KEY POINTS:
In 1971, the television journalist Alan Whicker headed to Hell's Kitchen, New York, where Harold Robbins was to take him on a tour of the mean streets where he grew up.
Robbins told Whicker, as he told every journalist, that he had spent the first decade of his life in a Catholic orphanage until, at the age of 11, he was adopted by a nice Jewish family from Brooklyn.
"Of the 16 boys that were in this, I guess you'd call it a dormitory, only about four or five of us are still alive,' he said. "Three of them have been electrocuted [by the electric chair], four are in jail, the others are all more or less respectable citizens - except myself."
Whicker also travelled to the south of France, where his subject, who'd by now sold 100 million novels in 32 languages, kept a house and a yacht.
There, Robbins, in multicoloured striped trousers, a lilac hat and sunglasses the size of a pair of dinner plates, boasted that he was the "world's best writer", and promised that his latest novel, The Betsy, would be every bit as filthy as his previous efforts.
Whicker lapped up all that Robbins said.
Ditto the thoughts of Robbins' wife, Grace. Had it ever occurred to her that, given the sexual nature of her husband's books, people might wonder what they got up to in bed? No, it had not. "We have a bedroom life [but] we don't really talk about it," she said, for some reason adopting a fake English accent. "He lives his own life with me and Adreana [their daughter], that's really true. He's a very basic person.'
To which, having read Andrew Wilson's biography of Robbins, all one can say is: phooey! Far from living in cosy domesticity, Robbins and Grace, his second wife, had been enjoying (or, in her case, not enjoying) an open relationship since soon after they were married in 1965.

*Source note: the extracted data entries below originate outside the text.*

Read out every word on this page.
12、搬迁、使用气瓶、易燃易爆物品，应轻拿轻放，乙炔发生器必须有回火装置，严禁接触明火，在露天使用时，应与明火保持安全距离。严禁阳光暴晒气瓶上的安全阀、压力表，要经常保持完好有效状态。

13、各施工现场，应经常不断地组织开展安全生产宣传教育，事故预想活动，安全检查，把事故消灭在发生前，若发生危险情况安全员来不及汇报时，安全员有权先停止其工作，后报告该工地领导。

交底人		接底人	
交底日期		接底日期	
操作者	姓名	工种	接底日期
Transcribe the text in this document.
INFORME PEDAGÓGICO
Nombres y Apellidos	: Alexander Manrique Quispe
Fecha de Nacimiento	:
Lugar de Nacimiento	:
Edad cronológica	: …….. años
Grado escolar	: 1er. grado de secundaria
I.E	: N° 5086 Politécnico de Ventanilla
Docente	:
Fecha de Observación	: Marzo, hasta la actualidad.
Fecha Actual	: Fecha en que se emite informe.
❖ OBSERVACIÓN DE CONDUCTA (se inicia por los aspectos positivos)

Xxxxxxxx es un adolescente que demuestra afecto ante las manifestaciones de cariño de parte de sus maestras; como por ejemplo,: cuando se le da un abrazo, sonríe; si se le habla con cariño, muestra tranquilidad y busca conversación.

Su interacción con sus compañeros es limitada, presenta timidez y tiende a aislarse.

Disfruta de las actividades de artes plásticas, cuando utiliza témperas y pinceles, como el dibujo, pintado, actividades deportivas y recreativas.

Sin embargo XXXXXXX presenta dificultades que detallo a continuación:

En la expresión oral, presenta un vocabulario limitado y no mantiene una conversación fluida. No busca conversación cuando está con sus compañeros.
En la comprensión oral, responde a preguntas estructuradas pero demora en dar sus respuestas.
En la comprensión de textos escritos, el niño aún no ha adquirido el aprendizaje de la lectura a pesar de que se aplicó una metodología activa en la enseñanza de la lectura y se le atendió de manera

Robbins believed that extramarital sex was essential to his writing and he expected her to accept this.
At first, he limited himself to chasing the girls he met on book tours, but later, he enthusiastically organised orgies at their Beverly Hills home.
As for the orphanage, that, too, was a delightful fiction. His lies, told with crazed abandon, were far more colourful than the truth and more shocking. The "orphanage" (there was no orphanage: after his mother died, his father remarried and Harold merely gained a stepmother) was only the half of it.
Robbins lied about everything, from his naval career (he often told how he was the sole survivor of a submarine disaster when, in fact, he'd never done any military service) to how he lost his virginity (his favourite boast was at 12 while delivering beer to a cathouse).
When Robbins died in 1997, these tales, unquestioned through the decades, even made it into the obituaries. He is, then, a gift to any biographer.
Wilson unpicks each of Robbins' lies with joyful tenacity, an approach that is both satisfying and serves to emphasise the odd futility of his subject's life. Robbins was born in 1916 and began as a book-keeper at the New York offices of Universal Studios. In 1947, convinced he could do better than Margaret Mitchell, author of Gone With the Wind, he wrote a novel, Never Love a Stranger.
Its plot may sound familiar: a boy grows up in a New York orphanage, takes a job as a heavy in a brothel, and finally becomes a gangster. It was very long and very dirty; Over the next five decades, Robbins wrote lots more dirty books - such was his speed, he was known as the man with the smoking typewriter - sales of which exceeded 750 million (by 1969, 25,000 people were said to be buying one of his novels every day).
He divorced his mumsy and oft-betrayed first wife, Lillian Machnovitch, married Grace, his mistress, and set about living the high life. Wilson believes he may have frittered away up to US$50 million ($66.5 million) in the second half of his life, with the result that, after he was debilitated by a stroke, he lived out his days with his younger third wife in a small house in Palm Springs.
He died in debt. No one rich or famous attended his funeral.
This would not be so pathetic, I guess, if his novels lived on. But who, now, reads Robbins? Wilson is too sensible to start making claims for the quality of Robbins' writing, which means he is free to get on with the real business of this book - dishing the details of Robbins' silly and sometimes squalid life: the pet pekinese that has to be tranquillised because of "chronic masturbation"; the 14-carat gold fingernails he gives Grace instead of yet more jewellery; the giant dildo he shoves in the back of unsuspecting houseguests as they climb the stairs. Did this book need to be written?
Probably not. But boy, is it enjoyable.